Мать работала сиделкой у разных стариков, и можно с уверенностью сказать, что более неподходящее для нее занятие даже вообразить было трудно. Правда, она окончила курсы по уходу за стариками, но окончила просто потому, что из всех курсов это были самые краткосрочные. При ее уме и быстрой реакции она могла бы без труда изучить все виды конторской деятельности, но вместо того, наглухо закрыв свое сердце, она грубыми руками обслуживала пожилых людей так, словно это не люди, а куски дерева.

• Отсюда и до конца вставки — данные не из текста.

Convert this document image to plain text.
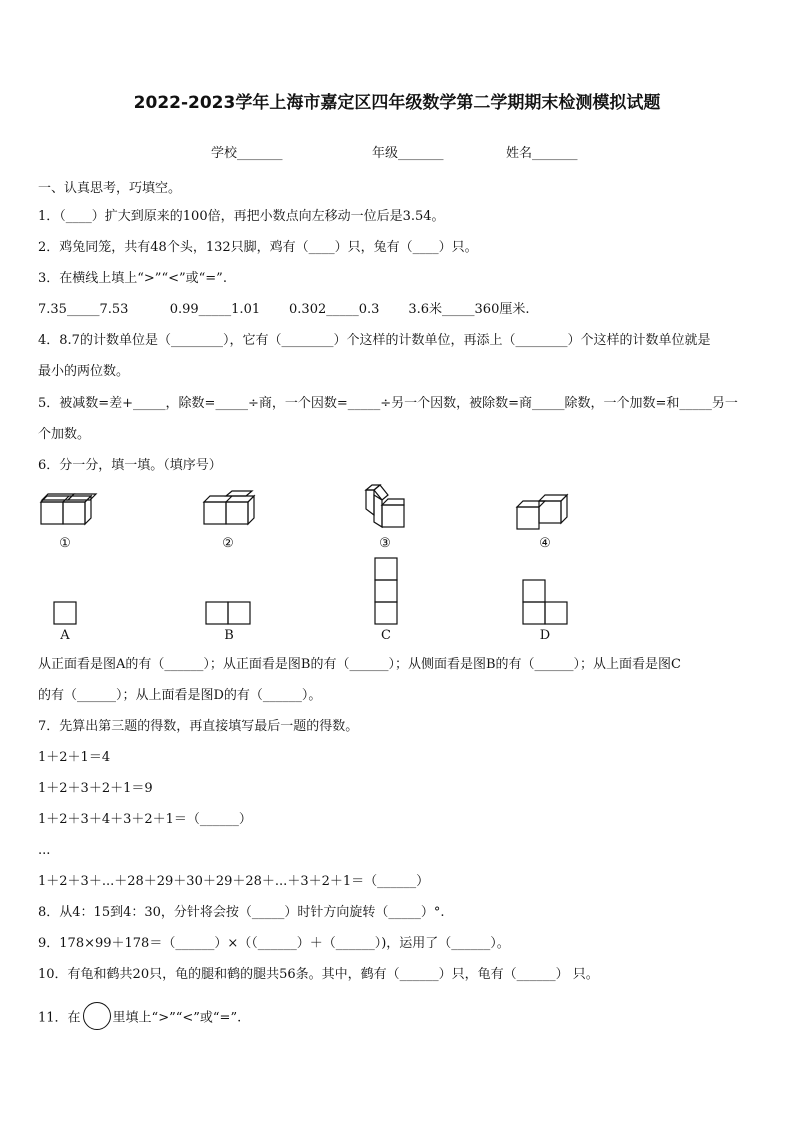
2022-2023学年上海市嘉定区四年级数学第二学期期末检测模拟试题
学校_______	年级_______	姓名_______
一、认真思考，巧填空。
1．（____）扩大到原来的100倍，再把小数点向左移动一位后是3.54。
2．鸡兔同笼，共有48个头，132只脚，鸡有（____）只，兔有（____）只。
3．在横线上填上“>”“<”或“=”.
7.35_____7.53          0.99_____1.01       0.302_____0.3       3.6米_____360厘米.
4．8.7的计数单位是（________），它有（________）个这样的计数单位，再添上（________）个这样的计数单位就是
最小的两位数。
5．被减数=差+_____，除数=_____÷商，一个因数=_____÷另一个因数，被除数=商_____除数，一个加数=和_____另一
个加数。
6．分一分，填一填。（填序号）
①	②	③	④
A	B	C	D
从正面看是图A的有（______）；从正面看是图B的有（______）；从侧面看是图B的有（______）；从上面看是图C
的有（______）；从上面看是图D的有（______）。
7．先算出第三题的得数，再直接填写最后一题的得数。
1＋2＋1＝4
1＋2＋3＋2＋1＝9
1＋2＋3＋4＋3＋2＋1＝（______）
...
1＋2＋3＋...＋28＋29＋30＋29＋28＋...＋3＋2＋1＝（______）
8．从4：15到4：30，分针将会按（_____）时针方向旋转（_____）°.
9．178×99＋178＝（______）×（（______）＋（______）)，运用了（______）。
10．有龟和鹤共20只，龟的腿和鹤的腿共56条。其中，鹤有（______）只，龟有（______） 只。
11．在 里填上“>”“<”或“=”.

Но не только из-за нашей бедности я ничего не воровала у матери. Причина состояла и в том, что я ее любила, любила с мучительной, горькой страстью. И чем старше я становилась, тем больше осознавала, что она просто ранена и что раны ее никогда не заживут. Мы обе, каждая на свой лад, горевали, оставшись без короля, тосковали, но помочь друг другу не могли. В ту пору я, разумеется, еще не сознавала, какую жестокую рану нанес и мне отец. С другой стороны, казалось, что и мать, искавшая в моем брате замену любви к мужу, тоже по-своему привязана ко мне. Несмотря на ее язвительность, отказ хоть сколько-нибудь считаться с моими пожеланиями и потребностями, она категорически воспротивилась моему намерению бросить школу.
«Когда-нибудь ты и сама об этом пожалеешь» – так звучал ее основной довод в ответ на мое нежелание учиться. Самая красивая девочка из нашего класса тоже хотела бросить школу и поступить ученицей в аптечный магазин. Это навело меня на мысль, что неплохо бы самой зарабатывать деньги, а не убивать день за днем в опостылевшем классе. Но я не была уверена, что поступить куда-нибудь ученицей такое уж для меня благо. Школа была надежным местом, так что я без особого сопротивления позволила матери уговорить меня учиться дальше. Сегодня я думаю, что не просто тщеславие, но и любовь заставила ее встать на эту точку зрения, ведь для нее было бы гораздо проще, начни я зарабатывать. И это, пожалуй, единственное в ее поведении, что я могу оценить положительно.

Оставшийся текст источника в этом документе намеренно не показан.